On Tuesday, he beat out Democrat Alex Sink 48.5 percent to 46.7 percent to take the seat that has been empty since Republican Rep. Bill Young passed away last year.
Jolly’s victory bodes well for Republicans heading into the 2014 midterm elections in November — the closely watched race was a test run for how Obamacare would affect Democrats in the upcoming elections, and whether it would be as problematic as the GOP hoped. Sink said she supported the law, but acknowledged it needed some fixes. Jolly was for a full repeal.
Republicans relentlessly hammered Sink on her support for the law, and, in this case, it seemed to be a winning item for them. When the final numbers came in, Republicans trumpeted victory on that front heading into November.
“His victory shows that voters are looking for representatives who will fight to end the disaster of Obamacare, to get Washington to spend our money responsibly, and to put power in the hands of families and individuals,” said Republican National Committee Chairman Reince Priebus in a statement. “In November, voters all across the country will have the chance to send the same message that Pinellas County voters have sent: Democrats’ policies are not working for America.”

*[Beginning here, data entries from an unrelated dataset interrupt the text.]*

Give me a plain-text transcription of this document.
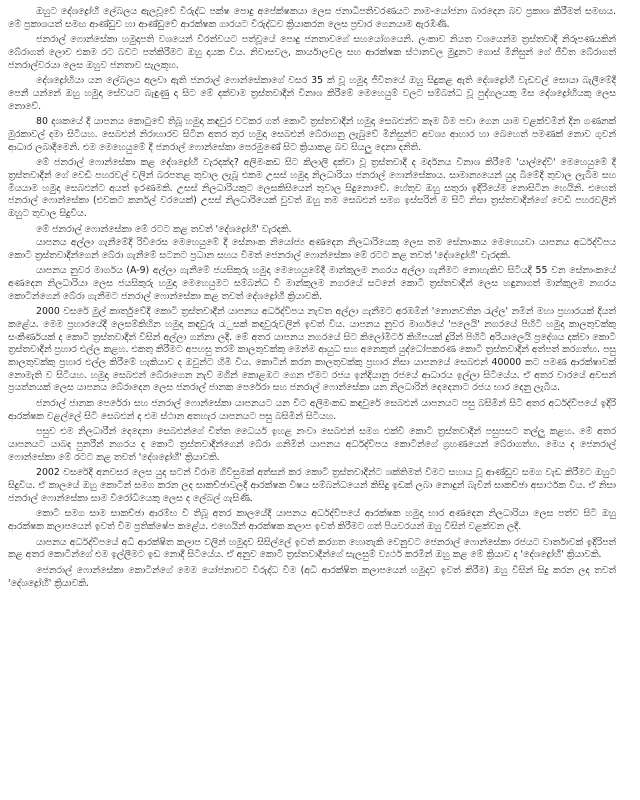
ඔහුට දේශද්‍රෝහී ලේබලය ඇලවූවේ විරුද්ධ පක්ෂ පොදු අපේක්ෂකයා ලෙස ජනාධිපතිවරණයට නාම-යෝජනා බාරදෙන බව ප්‍රකාශ කිරීමත් සමඟය. මේ ප්‍රකාශයත් සමඟ ආණ්ඩුව හා ආණ්ඩුවේ ආරක්ෂක ගාරයට විරුද්ධව ක්‍රියාකරන ලෙස ප්‍රචාර ගෙනයාම ඇරඹිණි.

ජනරාල් ෆොන්සේකා හමුදාපති වශයෙන් වීරත්වයට පත්වූයේ පොදු ජනතාවගේ සහයෝගයෙනි. ලංකාව නියත වශයෙන්ම ත්‍රස්තවාදී නිරූපණයකින් බේරාගත් ලොව එකම රට බවට පත්කිරීමට ඔහු දායක විය. නිවාසවල, කාර්යාලවල සහ ආරක්ෂක ස්ථානවල මුදුනට ගොස් මිනිසුන් ගේ ජීවිත බේරාගත් ජනරාල්වරයා ලෙස ඔහුව ජනතාව සැලකූහ.

දේශද්‍රෝහියා යන ලේබලය අලවා ඇති ජනරාල් ෆොන්සේකාගේ වසර 35 ක් වූ හමුදා ජීවිතයේ ඔහු සිදුකළ ඇති දේශද්‍රෝහී වැඩවල් සොයා බැලීමේදී පෙනී යන්නේ ඔහු හමුදා සේවයට බැඳුණු දා සිට මේ දක්වාම ත්‍රස්තවාදීන් විනාශ කිරීමේ මෙහෙයුම් වලට සම්බන්ධ වූ පුද්ගලයකු මිස දේශද්‍රෝහියකු ලෙස නොවේ.

80 දශකයේ දී යාපනය කොටුවේ තිබූ හමුදා කඳවුර වටකර ගත් කොටි ත්‍රස්තවාදීන් හමුදා සෙබළුන්ට කෑම බීම පවා ගෙන යාම වළක්වමින් දින ගණනක් මුරකාවල් දමා සිටියහ. සෙබළුන් නිරාහාරව සිටින අතර තුර හමුදා සෙබළුන් බේරාගනු ලැබුවේ මිනිසුන්ට අවශ්‍ය ආහාර හා බෙහෙත් පමණක් නොව ගුවන් ආධාර ලබාදීමෙනි. එම මෙහෙයුමේ දී ජනරාල් ෆොන්සේකා පෙරමුණේ සිට ක්‍රියාකළ බව සියලු දෙනා දනිති.

මේ ජනරාල් ෆොන්සේකා කළ දේශද්‍රෝහී වැරදක්ද? අලිමංකඩ සිට කිලාලි දක්වා වූ ත්‍රස්තවාදී ද මර්දනය විනාශ කිරීමේ 'යාල්දේවී' මෙහෙයුමේ දී ත්‍රස්තවාදීන් ගේ වෙඩි පහරවල් වලින් බරපතළ තුවාල ලැබූ එකම උසස් හමුදා නිලධාරියා ජනරාල් ෆොන්සේකාය. සාමාන්‍යයෙන් යුද බිමේදී තුවාල ලැබීම සහ මියයාම හමුදා සෙබළුන්ට අයත් ඉරණමකි. උසස් නිලධාරියකුට ලෙසකිසියෙන් තුවාල සිදුනොවේ. හේතුව ඔහු සතුරා ඉදිරියේම නොසිටින හෙයිනි. එහෙත් ජනරාල් ෆොන්සේකා (එවකට කර්නල් වරයෙක්) උසස් නිලධාරියෙක් වුවත් ඔහු තම සෙබළුන් සමග ඉස්සරින් ම සිටි නිසා ත්‍රස්තවාදීන්ගේ වෙඩි පහරවලින් ඔහුට තුවාල සිදුවිය.

මේ ජනරාල් ෆොන්සේකා මේ රටට කළ තවත් 'දේශද්‍රෝහී' වැරදකි.

යාපනය අල්ලා ගැනීමේදී රිවිරෙස මෙහෙයුමේ දී සේනාංක නියෝජ්‍ය අණදෙන නිලධාරියෙකු ලෙස තම සේනාංකය මෙහෙයවා යාපනය අර්ධද්වීපය කොටි ත්‍රස්තවාදීන්ගෙන් බේරා ගැනීමේ සටනට ප්‍රධාන සහය වීමත් ජෙනරාල් ෆොන්සේකා මේ රටට කළ තවත් 'දේශද්‍රෝහී' වැරදකි.

යාපනය නුවර මාර්ගය (A-9) අල්ලා ගැනීමේ ජයසිකුරු හමුදා මෙහෙයුමේදී මාන්කුලම නගරය අල්ලා ගැනීමට නොහැකිව සිටියදී 55 වන සේනාංකයේ අණදෙන නිලධාරියා ලෙස ජයසිකුරු හමුදා මෙහෙයුමට සම්බන්ධ වී මාන්කුලම නගරයේ සටනේ කොටි ත්‍රස්තවාදීන් ලෙස හඳුනාගත් මාන්කුලම නගරය කොටින්ගෙන් බේරා ගැනීමට ජනරාල් ෆොන්සේකා කළ තවත් දේශද්‍රෝහී ක්‍රියාවකි.

2000 වසරේ මුල් කාර්තුවේදී කොටි ත්‍රස්තවාදීන් යාපනය අර්ධද්වීපය නැවත අල්ලා ගැනීමට අරඹමින් 'නොනවතින රැල්ල' නමින් මහා ප්‍රහාරයක් දියත් කළේය. මෙම ප්‍රහාරයේදී ලෙසම්කිහින හමුදා කඳවුරු රැුසක් කඳවුරුවලින් ඉවත් විය. යාපනය නුවර මාර්ගයේ 'පලෙයි' නගරයේ පිහිටි හමුදා කාලතුවක්කු සංකීර්ණයක් ද කොටි ත්‍රස්තවාදීන් විසින් අල්ලා ගන්නා ලදී. මේ අතර යාපනය නගරයේ සිට කිලෝමීටර් කිහිපයක් දුරින් පිහිටි අරියාලෙයි ප්‍රදේශය දක්වා කොටි ත්‍රස්තවාදීන් ප්‍රහාර එල්ල කළහ. එකතු කිරීමට අපහසු තරම් කාලතුවක්කු මෙන්ම ආයුධ සහ අනෙකුත් යුද්ධෝපකරණ කොටි ත්‍රස්තවාදීන් අත්පත් කරගත්හ. පසු කාලතුවක්කු ප්‍රහාර එල්ල කිරීමේ හැකියාව ද ඔවුන්ට හිමි විය. කොටින් කරන කාලතුවක්කු ප්‍රහාර නිසා යාපනයේ සෙබළුන් 40000 කට පමණ ආරක්ෂාවක් නොමැති ව සිටියහ. හමුදා සෙබළුන් බේරාගෙන නැව් මගින් කොළඹට ගෙන ඒමට රජය ඉන්දියානු රජයේ ආධාරය ඉල්ලා සිටියේය. ඒ අතර වාරයේ අවසන් ප්‍රයත්නයක් ලෙස යාපනය බේරාදෙන ලෙස ජනරාල් ජානක පෙරේරා සහ ජනරාල් ෆොන්සේකා යන නිලධාරින් දෙදෙනාට රජය භාර දෙනු ලැබීය.

ජනරාල් ජානක පෙරේරා සහ ජනරාල් ෆොන්සේකා යාපනයට යන විට අලිමංකඩ කඳවුරේ සෙබළුන් යාපනයට පසු බසිමින් සිටි අතර අර්ධද්වීපයේ ඉදිරි ආරක්ෂක වළල්ලේ සිටි සෙබළුන් ද එම ස්ථාන අතහැර යාපනයට පසු බසිමින් සිටියහ.

පසුව එම නිලධාරීන් දෙදෙනා සෙබළුන්ගේ චිත්ත ධෛර්ය ඉහළ නංවා සෙබළුන් සමග එක්වී කොටි ත්‍රස්තවාදීන් පසුපසට තල්ලු කළහ. මේ අතර යාපනයට යාබද පුනරීන් නගරය ද කොටි ත්‍රස්තවාදීන්ගෙන් බේරා ගනිමින් යාපනය අර්ධද්වීපය කොටින්ගේ ග්‍රහණයෙන් බේරාගත්හ. මෙය ද ජෙනරාල් ෆොන්සේකා මේ රටට කළ තවත් 'දේශද්‍රෝහී' ක්‍රියාවකි.

2002 වසරේදී අනවසර ලෙස යුද සටන් විරාම ගිවිසුමක් අත්සන් කර කොටි ත්‍රස්තවාදීන්ට ශක්තිමත් වීමට සහාය වූ ආණ්ඩුව සමග වැඩ කිරීමට ඔහුට සිදුවිය. ඒ කාලයේ ඔහු කොටින් සමග කරන ලද සාකච්ඡාවලදී ආරක්ෂක විෂය සම්බන්ධයෙන් කිසිදු ඉඩක් ලබා නොදුන් බැවින් සාකච්ඡා අසාර්ථක විය. ඒ නිසා ජනරාල් ෆොන්සේකා සාම විරෝධියෙකු ලෙස ද ලේබල් ගැසිණි.

කොටි සමග සාම සාකච්ඡා ආරම්භ වී තිබූ අතර කාලයේදී යාපනය අර්ධද්වීපයේ ආරක්ෂක හමුදා භාර අණදෙන නිලධාරියා ලෙස පත්ව සිටි ඔහු ආරක්ෂක කලාපයෙන් ඉවත් වීම ප්‍රතික්ෂේප කළේය. එහෙයින් ආරක්ෂක කලාප ඉවත් කිරීමට ගත් පියවරයන් ඔහු විසින් වළක්වන ලදී.

යාපනය අර්ධද්වීපයේ අධි ආරක්ෂිත කලාප වලින් හමුදාව සිසිල්ලේ ඉවත් කරගත හොතැකි වෙනුවට ජෙනරාල් ෆොන්සේකා රජයට වාර්තාවක් ඉදිරිපත් කළ අතර කොටින්ගේ එම ඉල්ලීමට ඉඩ නොදී සිටියේය. ඒ අනුව කොටි ත්‍රස්තවාදීන්ගේ සැලසුම් ව්‍යර්ථ කරමින් ඔහු කළ මේ ක්‍රියාව ද 'දේශද්‍රෝහී' ක්‍රියාවකි.

ජෙනරාල් ෆොන්සේකා කොටින්ගේ මෙම යෝජනාවට විරුද්ධ වීම (අධි ආරක්ෂිත කලාපයෙන් හමුදාව ඉවත් කිරීම) ඔහු විසින් සිදු කරන ලද තවත් 'දේශද්‍රෝහී' ක්‍රියාවකි.
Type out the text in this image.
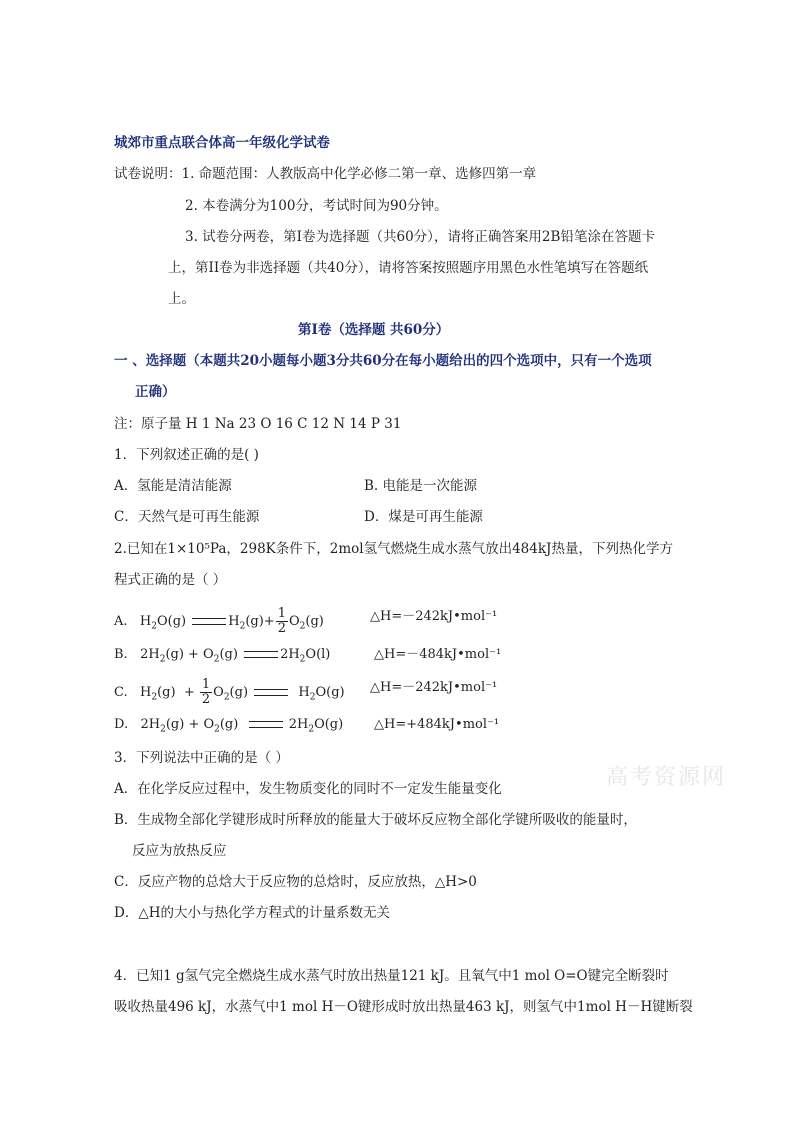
城郊市重点联合体高一年级化学试卷
试卷说明：1. 命题范围：人教版高中化学必修二第一章、选修四第一章
2. 本卷满分为100分，考试时间为90分钟。
3. 试卷分两卷，第Ⅰ卷为选择题（共60分），请将正确答案用2B铅笔涂在答题卡
上，第II卷为非选择题（共40分），请将答案按照题序用黑色水性笔填写在答题纸
上。
第Ⅰ卷（选择题 共60分）
一 、选择题（本题共20小题每小题3分共60分在每小题给出的四个选项中，只有一个选项
正确）
注：原子量 H 1 Na 23 O 16 C 12 N 14 P 31
1．下列叙述正确的是( )
A．氢能是清洁能源	B. 电能是一次能源
C．天然气是可再生能源	D．煤是可再生能源
2.已知在1×10⁵Pa，298K条件下，2mol氢气燃烧生成水蒸气放出484kJ热量，下列热化学方
程式正确的是（ ）
A.   $H_2O(g)$	$H_2(g)+ \frac{1}{2} O_2(g)$	△H=－242kJ•mol⁻¹
B.   $2H_2(g) + O_2(g)$	$2H_2O(l)$	△H=－484kJ•mol⁻¹
C.   $H_2(g) + \frac{1}{2} O_2(g)$	$H_2O(g)$ △H=－242kJ•mol⁻¹
D.   $2H_2(g) + O_2(g)$	$2H_2O(g)$ △H=+484kJ•mol⁻¹
3．下列说法中正确的是（ ）
A．在化学反应过程中，发生物质变化的同时不一定发生能量变化
B．生成物全部化学键形成时所释放的能量大于破坏反应物全部化学键所吸收的能量时，
反应为放热反应
C．反应产物的总焓大于反应物的总焓时，反应放热，△H>0
D．△H的大小与热化学方程式的计量系数无关
4．已知1 g氢气完全燃烧生成水蒸气时放出热量121 kJ。且氧气中1 mol O=O键完全断裂时
吸收热量496 kJ，水蒸气中1 mol H－O键形成时放出热量463 kJ，则氢气中1mol H－H键断裂
高考资源网
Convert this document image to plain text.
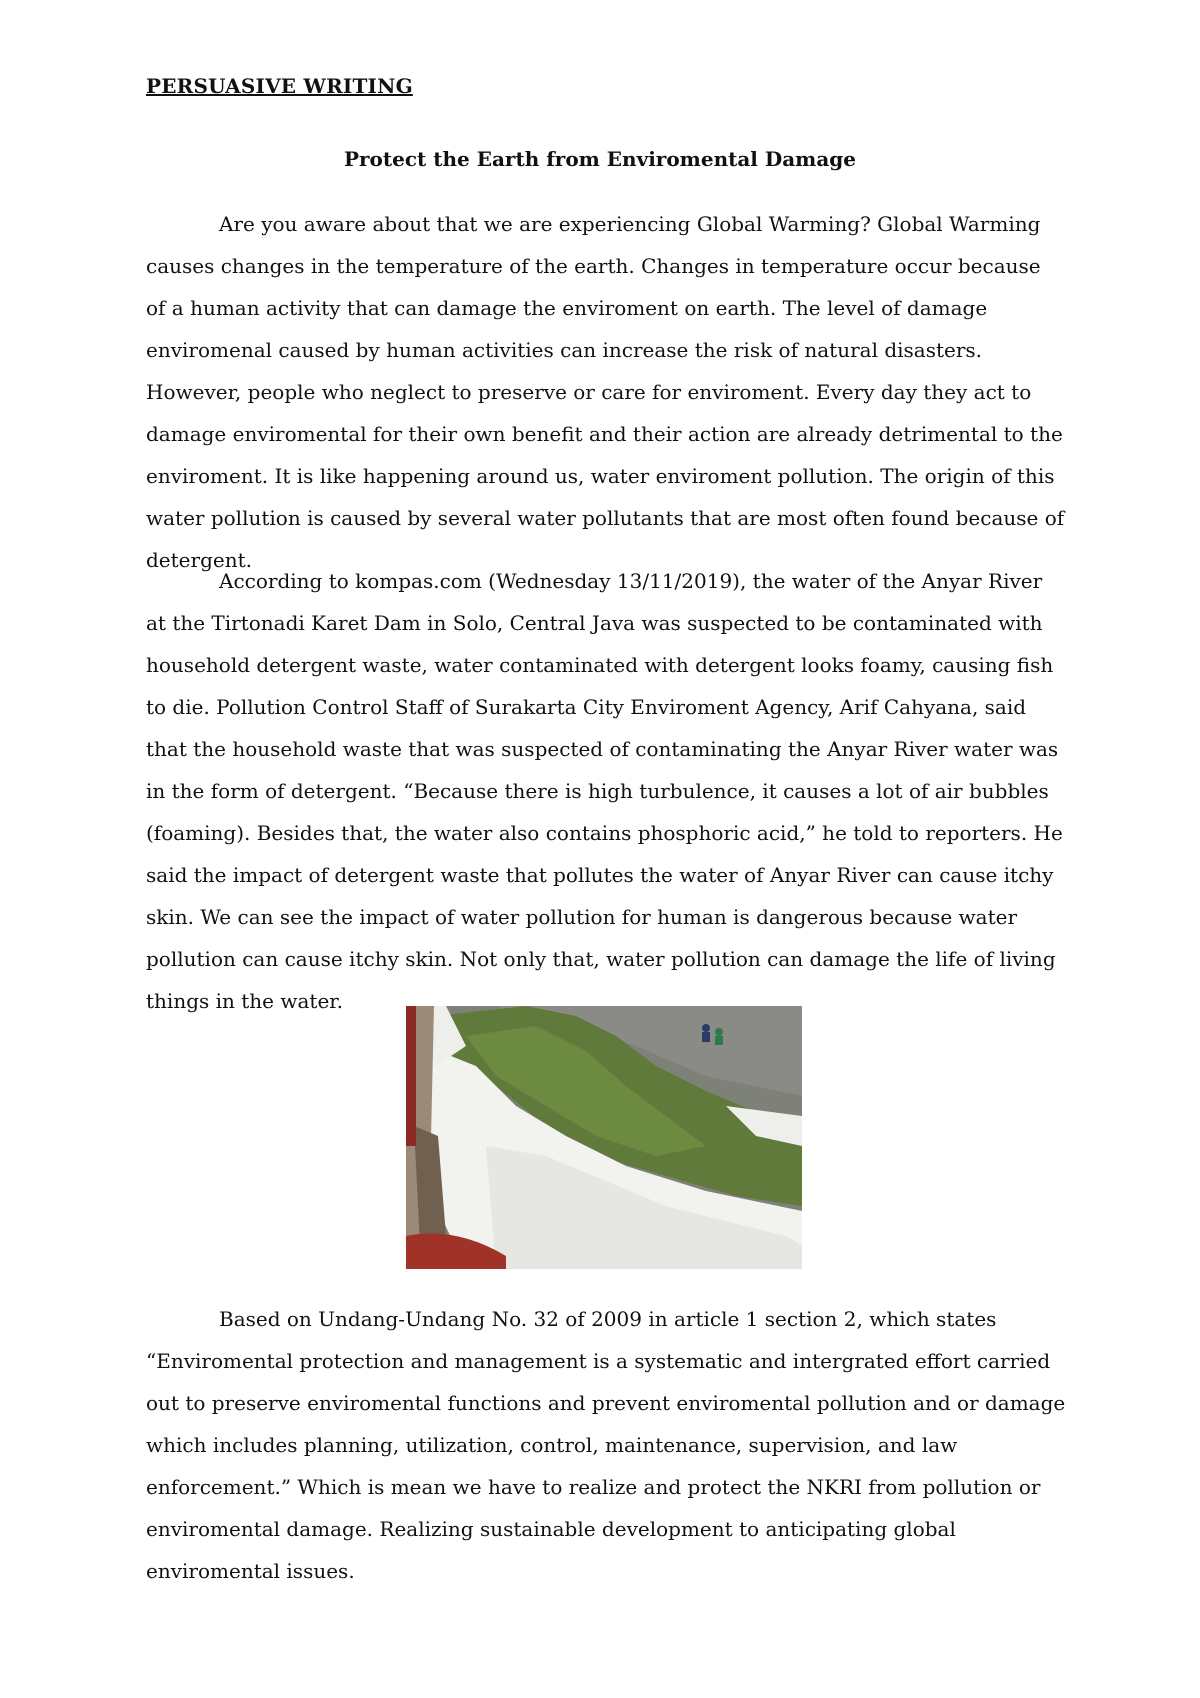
PERSUASIVE WRITING

Protect the Earth from Enviromental Damage

Are you aware about that we are experiencing Global Warming? Global Warming causes changes in the temperature of the earth. Changes in temperature occur because of a human activity that can damage the enviroment on earth. The level of damage enviromenal caused by human activities can increase the risk of natural disasters. However, people who neglect to preserve or care for enviroment. Every day they act to damage enviromental for their own benefit and their action are already detrimental to the enviroment. It is like happening around us, water enviroment pollution. The origin of this water pollution is caused by several water pollutants that are most often found because of detergent.

According to kompas.com (Wednesday 13/11/2019), the water of the Anyar River at the Tirtonadi Karet Dam in Solo, Central Java was suspected to be contaminated with household detergent waste, water contaminated with detergent looks foamy, causing fish to die. Pollution Control Staff of Surakarta City Enviroment Agency, Arif Cahyana, said that the household waste that was suspected of contaminating the Anyar River water was in the form of detergent. “Because there is high turbulence, it causes a lot of air bubbles (foaming). Besides that, the water also contains phosphoric acid,” he told to reporters. He said the impact of detergent waste that pollutes the water of Anyar River can cause itchy skin. We can see the impact of water pollution for human is dangerous because water pollution can cause itchy skin. Not only that, water pollution can damage the life of living things in the water.

Based on Undang-Undang No. 32 of 2009 in article 1 section 2, which states “Enviromental protection and management is a systematic and intergrated effort carried out to preserve enviromental functions and prevent enviromental pollution and or damage which includes planning, utilization, control, maintenance, supervision, and law enforcement.” Which is mean we have to realize and protect the NKRI from pollution or enviromental damage. Realizing sustainable development to anticipating global enviromental issues.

“Tonight, one of Nancy Pelosi’s most prized candidates was ultimately brought down because of her unwavering support for Obamacare, and that should be a loud warning for other Democrats running coast to coast,” said National Republican Congressional Committee Chairman Greg Walden in a statement.
Democrats, meanwhile downplayed the relevance of the race, and, particularly, the importance of Republicans attacks on Obamacare in Sink’s loss, saying that Jolly had “underperformed” expectations.
“Alex put this district in play despite Republicans spending $5 million against her, and she came closer to victory in a historically Republican district than any Democrat has in decades,” said Democratic Congressional Campaign Committee Chairman Steve Israel.
“Democrats will fight for FL-13 in the midterm, when the electorate is far less heavily tilted toward Republicans. Despite those millions from Republican outside groups, they underperformed because the only message they offered voters – repealing the ACA – is out of touch and failed to bring them even close to their historically wide margins,” he added.
Geoff Garin, Sink’s pollster, said in a memo that her support for Obamacare was actually a positive for her, saying that it helped her pull independent voters “that almost negated the entirety of the Republicans’ superior numbers in the partisan turnout.”
But the fact that Republicans won in this race, against Sink, who entered the race with better name ID than Jolly, and in a swing district, seems to forecast good news for Republicans in November. The GOP’s major challenge in 2014 is taking back control of the Senate, and the group of Democratic incumbents they are looking to oust lack more evenly split electorates that opted against Sink, and must instead face electorates in red states.